The children were Grace b1797, Jonas b 1797 d 1801, Betty b/d 1799, Mary b 1802, Timothy b 1802, John b 1803, Michael b 1805, George b 1810, Isaac b 1812, Mathew b 1808, Benjamin b 1814.
In 1803, Britain declared war on France, and as there was the threat of invasion by Napoleon, it was felt necessary by the government to prepare the active male population between 17-55 years of age for military training. All 1118 males from the Keighley area were therefore listed by name and occupation but without an address on The “Craven Muster Roll” , and Joseph although by then 48 years old but still liable for service, is listed there as a weaver.
By 1814, when their youngest son Benjamin was born, the family had moved again just a small distance over the River Worth to Greenwood Vale, which is in the Bingley Parish.
Ellen [Nelly] died in 1828 aged 58 years, and Joseph died 10/4/1838 at the home of his son Mathew at Harden Hights.. His death certificate lists him as a weaver of 83 and three quarter years old, and the cause of death is listed as “old age”!!

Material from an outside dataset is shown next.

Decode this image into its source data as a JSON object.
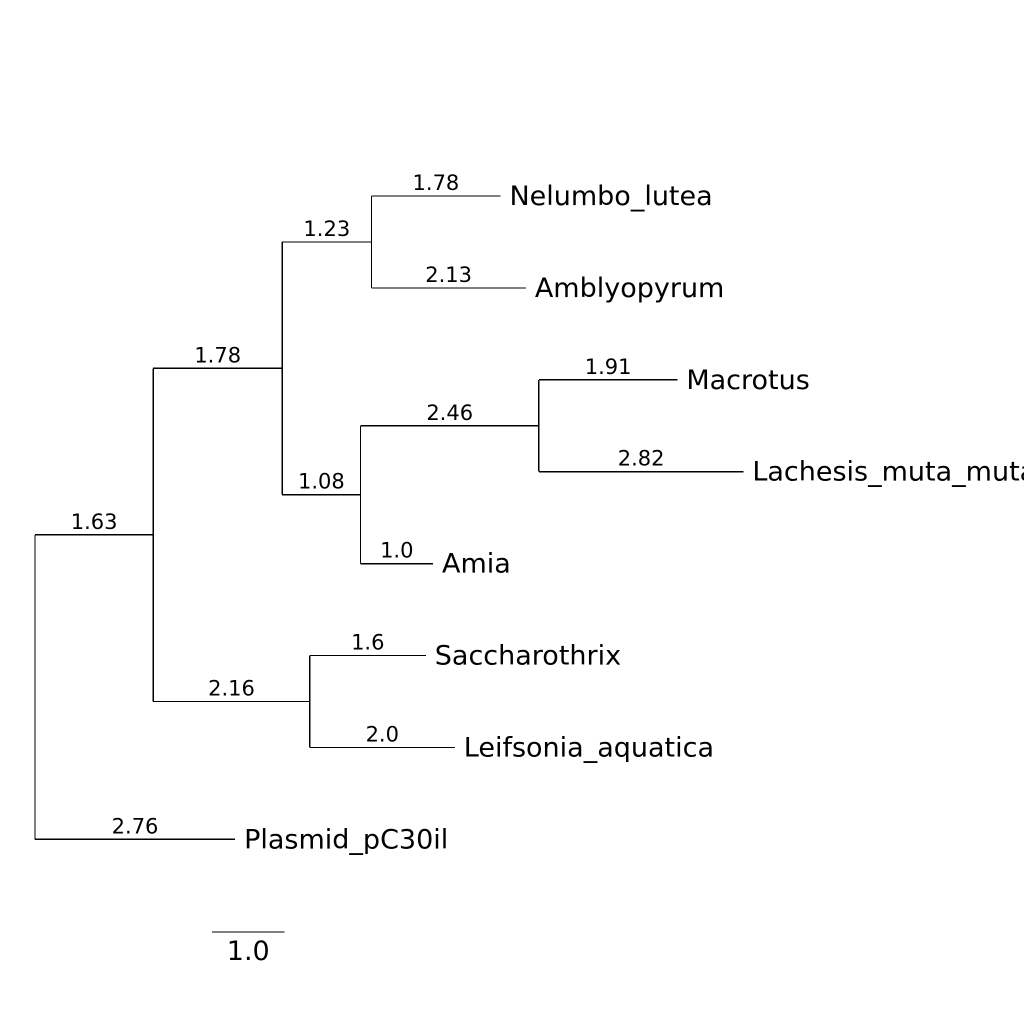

Both were buried at Haworth Church by Rev Patrick Bronte, but there are no gravestones to commemorate this.
Joseph Bankcroft ?-1785
Nothing is known about Joseph’s birth detail and no baptism record has been confirmed. It may well be that the original parish records have been lost, or alternatively it may be that he was never baptised for some reason, such as illegitimacy etc.
There is a record of a “Jo”, son of Timothy from Warley [near Halifax] baptised in April 1710.
There are also entries of a Joseph of Nothurum [sic Northowram near Halifax], using Thornton Church to baptise his children in the 1720’s and bury his wife, Mary. This Joseph is described as a Weaver, living in nearby Denholme, and could be the father of the above Joseph, although there is no record locally of a Joseph having a son with the same name.
Joseph [d1785] had 3 sons, John, Joseph and Timothy and is most likely to have been a weaver by trade, as most people living in the Far Oxenhope area at that time, were involved in this cottage industry.
Manorial records taken on 11th August 1777 have an entry listing Joseph as living at Far Oxenhope as a cottage tenant of a John Jowett.
His wife, Grace, who he married at Bradford Church on 10/2/1751, was listed as coming from Thornton on the parish records. She died at the age of 64 years of what was described at the time as “the decline”.
Joseph was buried at Haworth Church on 28/7/1785. There is no gravestone to commemorate the spot where he and his wife are buried.
It is noticed from the Haworth parish burial record that the name is spelt with a “K”. This may be a mistake by the minister, entering the details at that time, or it could also be the correct spelling at that time. There are other BanKcrofts listed in the Halifax area, around this time, which may be a clue to where this line of the family originated from.